Bien gracias y tu

Bien gracias y tu

Written by Delaney Coleman, News Editor

Getting all of the necessary credits to graduate can be stressful, and this includes two foreign language credits. Lockport offers various languages for students to try and advance in: Spanish, French, German and even Japanese. There are wonderful things to gain from allowing students to make a choice in which language they wish to study, such as an eagerness to learn. There are also extensive benefits from taking the time to learn these foreign languages that enrich our minds and open us to new views of life. A lot of the Spanish teachers here at Lockport have traveled and spent time learning in foreign countries. 

However, there are some especially frustrating aspects of the curriculum that should be inspected and corrected. Discussions of foreign countries and cultures are included in lesson plans, but there are many students that find it extremely frustrating that they do not know basic conversational language during the first two years of languages. In the United States, about 13% of the population are native Spanish speakers. Because it is on the rise, it is important to learn basic conversational language in order to communicate with people. It could be beneficial in instances where a student encounters a language disconnect at work, school, or even shopping. It helps us create inclusion and acceptance in all communities. Of course learning about other cultures is important, but having a solid foundation of the language is vital to be able to communicate effectively with others outside of the classroom. 

My own personal experience with Spanish courses at Lockport started off great! Even during the times classes were mostly online, my teacher Mrs. Connolly, did the best she could to keep us engaged and having fun. My love for the language started sophomore year with Ms. Benito’s Spanish 2 class. Everyday we had a fun activity and a different way to learn that wasn’t strictly busy paperwork. We also learned about different cultures and festivities, and this class was never the cause of a bad day for anyone. 

Junior year I selected Spanish 3 and was extremely excited to learn and move on to AP for my senior year. But unfortunately, due to the experience I’ve had, I will not be continuing with Spanish at all. 

Everyday from the first day of school in our original Spanish 3 class was filled with educational fun and I knew this was my favorite class. Maybe it could be something I would decide to major or minor in when I go off to college. But the day that it was decided for us that we would have a new teacher, the atmosphere of our once idyllic classroom was never the same. Of course it was no one’s fault, just a scheduling conflict. A conflict we had to pay the price for.

It must be understood that, especially foreign language classes, must have an easygoing environment for optimal learning. Anyone who has taken a Lockport Spanish course would know that these classrooms are not traditionally supposed to be silent. There should be talking and constant discussion because being comfortable with the people around you makes it so much easier to attempt to talk to others in a foreign language. Let’s admit it, it’s so awkward. Everyone is afraid of getting it wrong and making a fool out of themselves. There must be no fear of judgment in order for learning to happen. There must be laughing and silliness. It must be fun! Stifling these aspects of the class truly make it difficult to want to be there and have the courage to try. The first few weeks of these classes are getting to know the teacher, peers and making the class fun. Would I still be ready to take AP Spanish next year?
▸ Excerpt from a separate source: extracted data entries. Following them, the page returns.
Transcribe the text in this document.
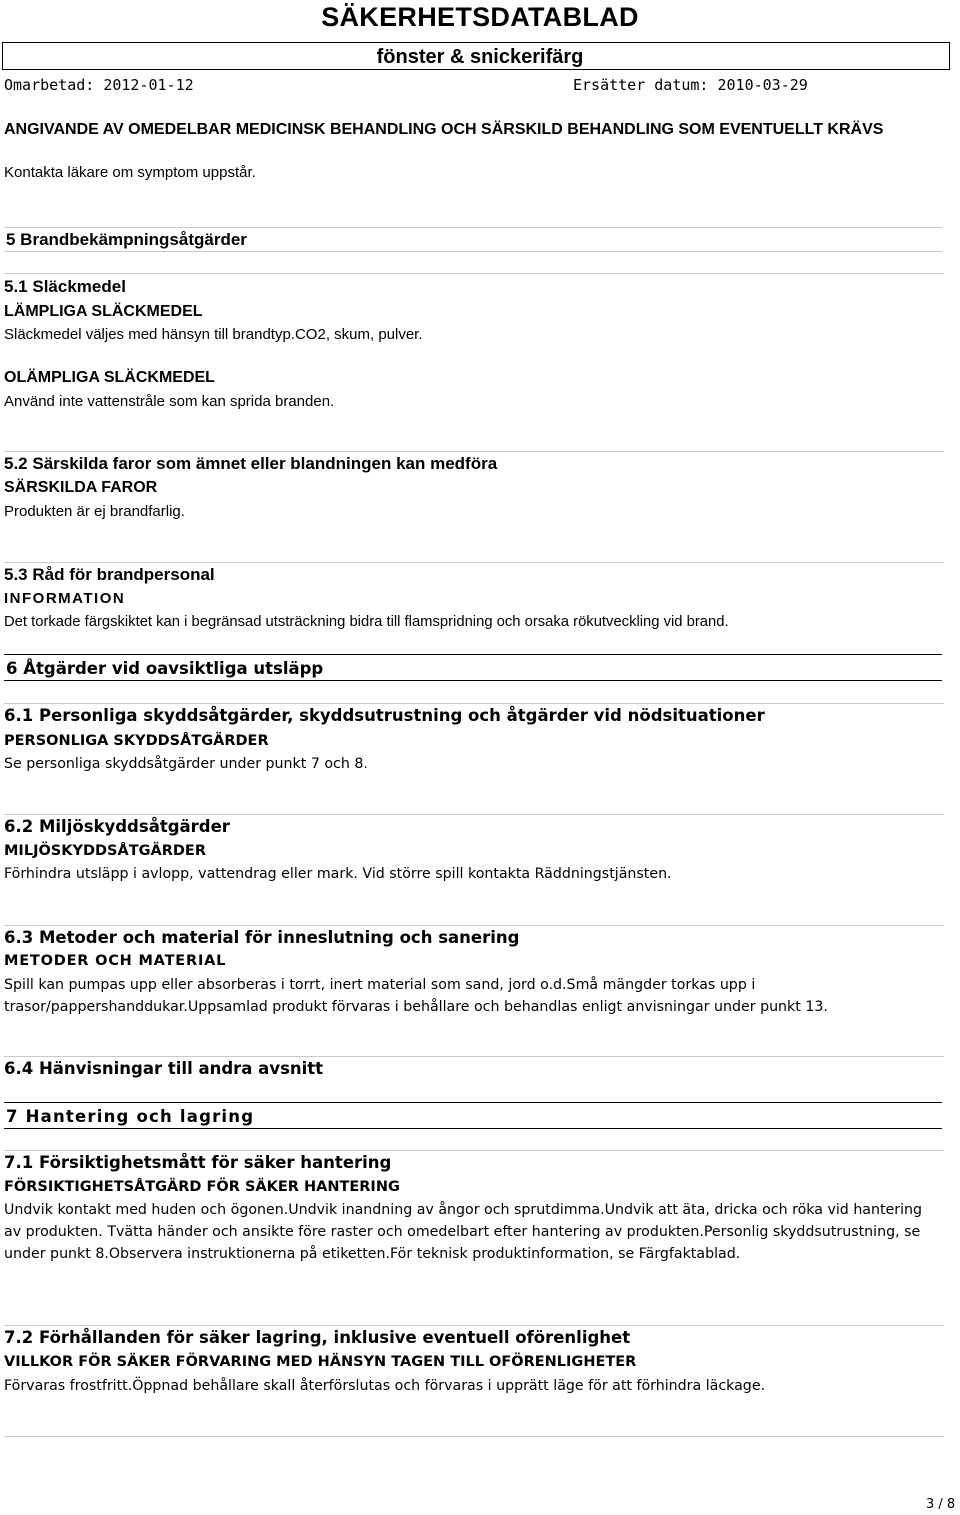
SÄKERHETSDATABLAD
fönster & snickerifärg
Omarbetad: 2012-01-12	Ersätter datum: 2010-03-29
ANGIVANDE AV OMEDELBAR MEDICINSK BEHANDLING OCH SÄRSKILD BEHANDLING SOM EVENTUELLT KRÄVS
Kontakta läkare om symptom uppstår.
5 Brandbekämpningsåtgärder
5.1 Släckmedel
LÄMPLIGA SLÄCKMEDEL
Släckmedel väljes med hänsyn till brandtyp.CO2, skum, pulver.
OLÄMPLIGA SLÄCKMEDEL
Använd inte vattenstråle som kan sprida branden.
5.2 Särskilda faror som ämnet eller blandningen kan medföra
SÄRSKILDA FAROR
Produkten är ej brandfarlig.
5.3 Råd för brandpersonal
INFORMATION
Det torkade färgskiktet kan i begränsad utsträckning bidra till flamspridning och orsaka rökutveckling vid brand.
6 Åtgärder vid oavsiktliga utsläpp
6.1 Personliga skyddsåtgärder, skyddsutrustning och åtgärder vid nödsituationer
PERSONLIGA SKYDDSÅTGÄRDER
Se personliga skyddsåtgärder under punkt 7 och 8.
6.2 Miljöskyddsåtgärder
MILJÖSKYDDSÅTGÄRDER
Förhindra utsläpp i avlopp, vattendrag eller mark. Vid större spill kontakta Räddningstjänsten.
6.3 Metoder och material för inneslutning och sanering
METODER OCH MATERIAL
Spill kan pumpas upp eller absorberas i torrt, inert material som sand, jord o.d.Små mängder torkas upp i trasor/pappershanddukar.Uppsamlad produkt förvaras i behållare och behandlas enligt anvisningar under punkt 13.
6.4 Hänvisningar till andra avsnitt
7 Hantering och lagring
7.1 Försiktighetsmått för säker hantering
FÖRSIKTIGHETSÅTGÄRD FÖR SÄKER HANTERING
Undvik kontakt med huden och ögonen.Undvik inandning av ångor och sprutdimma.Undvik att äta, dricka och röka vid hantering av produkten. Tvätta händer och ansikte före raster och omedelbart efter hantering av produkten.Personlig skyddsutrustning, se under punkt 8.Observera instruktionerna på etiketten.För teknisk produktinformation, se Färgfaktablad.
7.2 Förhållanden för säker lagring, inklusive eventuell oförenlighet
VILLKOR FÖR SÄKER FÖRVARING MED HÄNSYN TAGEN TILL OFÖRENLIGHETER
Förvaras frostfritt.Öppnad behållare skall återförslutas och förvaras i upprätt läge för att förhindra läckage.
3 / 8
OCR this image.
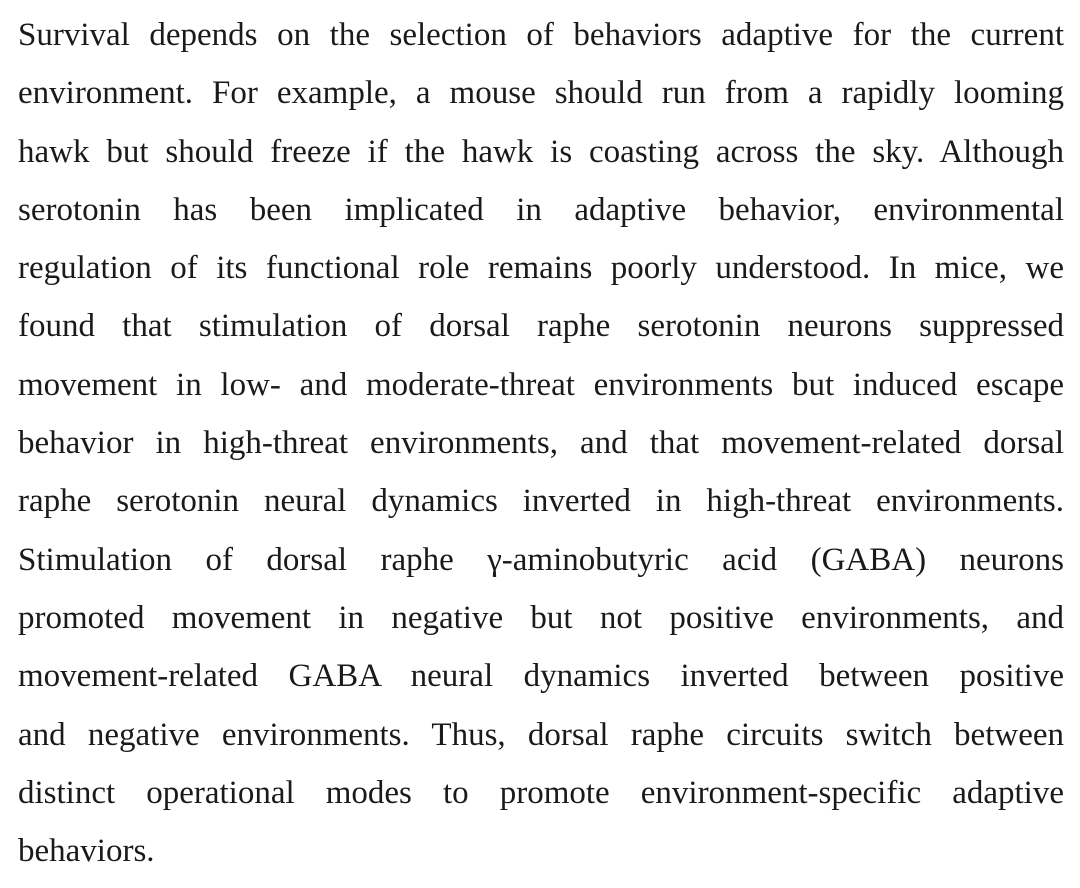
Survival depends on the selection of behaviors adaptive for the current
environment. For example, a mouse should run from a rapidly looming
hawk but should freeze if the hawk is coasting across the sky. Although
serotonin has been implicated in adaptive behavior, environmental
regulation of its functional role remains poorly understood. In mice, we
found that stimulation of dorsal raphe serotonin neurons suppressed
movement in low- and moderate-threat environments but induced escape
behavior in high-threat environments, and that movement-related dorsal
raphe serotonin neural dynamics inverted in high-threat environments.
Stimulation of dorsal raphe γ-aminobutyric acid (GABA) neurons
promoted movement in negative but not positive environments, and
movement-related GABA neural dynamics inverted between positive
and negative environments. Thus, dorsal raphe circuits switch between
distinct operational modes to promote environment-specific adaptive
behaviors.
An anonymous student in the class reported that after the first semester, we have been told to stay silent for long durations of the class period, the majority of work is online, and ample time is spent on para empezar (to start) activities. When a question is asked, all that is received is blank stares. Focus on Spanish accents while we speak and much of the Spanish culture has been completely forgotten. Learning is crammed into “review days” right before exams. The amount of Spanish that is actually spoken in this class is appallingly low. 

In addition, there is no incentive to do the homework because it isn’t worth any points, and it’s extremely boring. A lot of students can still have an A in the class without doing the homework. 

Because of the change, about 24% of students in this class have decided not to move on to Spanish 4 or AP Spanish next year because they do not feel prepared. 

Are students’ voices really being heard when there are concerns being addressed? 

In hopes of a change being made, I went to numerous sources asking for help, yet no change with the class occurred. A lot of my other classmates felt the same way about this and made it clear when we spoke up about it. The issues should have been addressed better by either having a conversation with the teachers involved, or administration should have come in to observe the class. 

Additionally, I believe we should have been offered the option to drop the class if the transition didn’t fit with us, especially since the change was not our choice. It also would have been beneficial to us if our suggestions for how the class should be run would have been taken into consideration.

Just because we aren’t as old, or experienced as the staff at Lockport, does not make our voices any less valid. Many students can properly say that they have long days, just like teachers. They work, just like teachers. A lot of students have some difficult things going on in their home lives, just as adults do. We are just as important and our voices are just as valid. Please listen when we have something to say otherwise our education suffers.